Major fmcg companies have been battered by huge currency volatility in emerging markets.
Companies such as SABMiller, Unilever and Nestlé have exported heavily to developing economies, including Brazil, South Africa and Russia, to mitigate stagnation in the US and Western Europe since the global economic downturn.
But despite robust demand, multinational fmcg companies are now reporting major impacts on revenues from falls in the value of emerging market currencies. The Russian rouble has fallen 17.2% year on year against the pound, while the Brazilian real and the South African rand have also plunged over the same period.
Currency fluctuations had a negative impact of 5.2% on SABMiller’s full-year revenues reported in sterling, while Unilever and Danone both saw currency movement suppress reported first-quarter revenues by 8.9% (reporting in sterling and euros respectively). Weakness against the Swiss franc caused an 8.6% impact on Nestlé over the same period.

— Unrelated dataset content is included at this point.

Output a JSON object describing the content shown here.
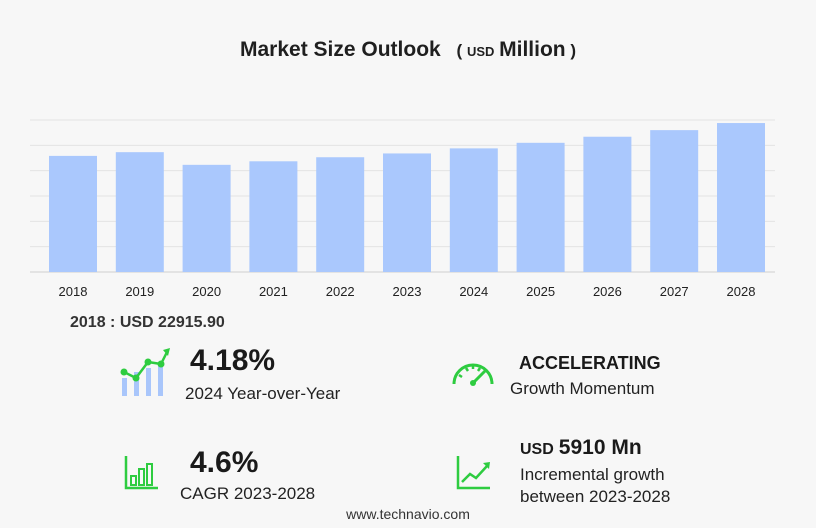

Jefferies’ equity analyst Alex Howson suggests fmcg companies would not abandon these growing economies. “We have had extreme currency volatility in emerging markets, but over the long run the underlying growth in these countries is more important,” he said.
The volatility should also provide a measure of deflationary pressure on goods and commodities from emerging markets, with South American beef, for example, potentially becoming cheaper to import.
Fmcg companies have tried to limit currency impacts, but Andrew Woolley, Moneycorp’s executive director of international payments, does not expect a major change of approach. “They might hedge more aggressively in those currencies, but if interest rates start to rise, hedging becomes more expensive,” he said.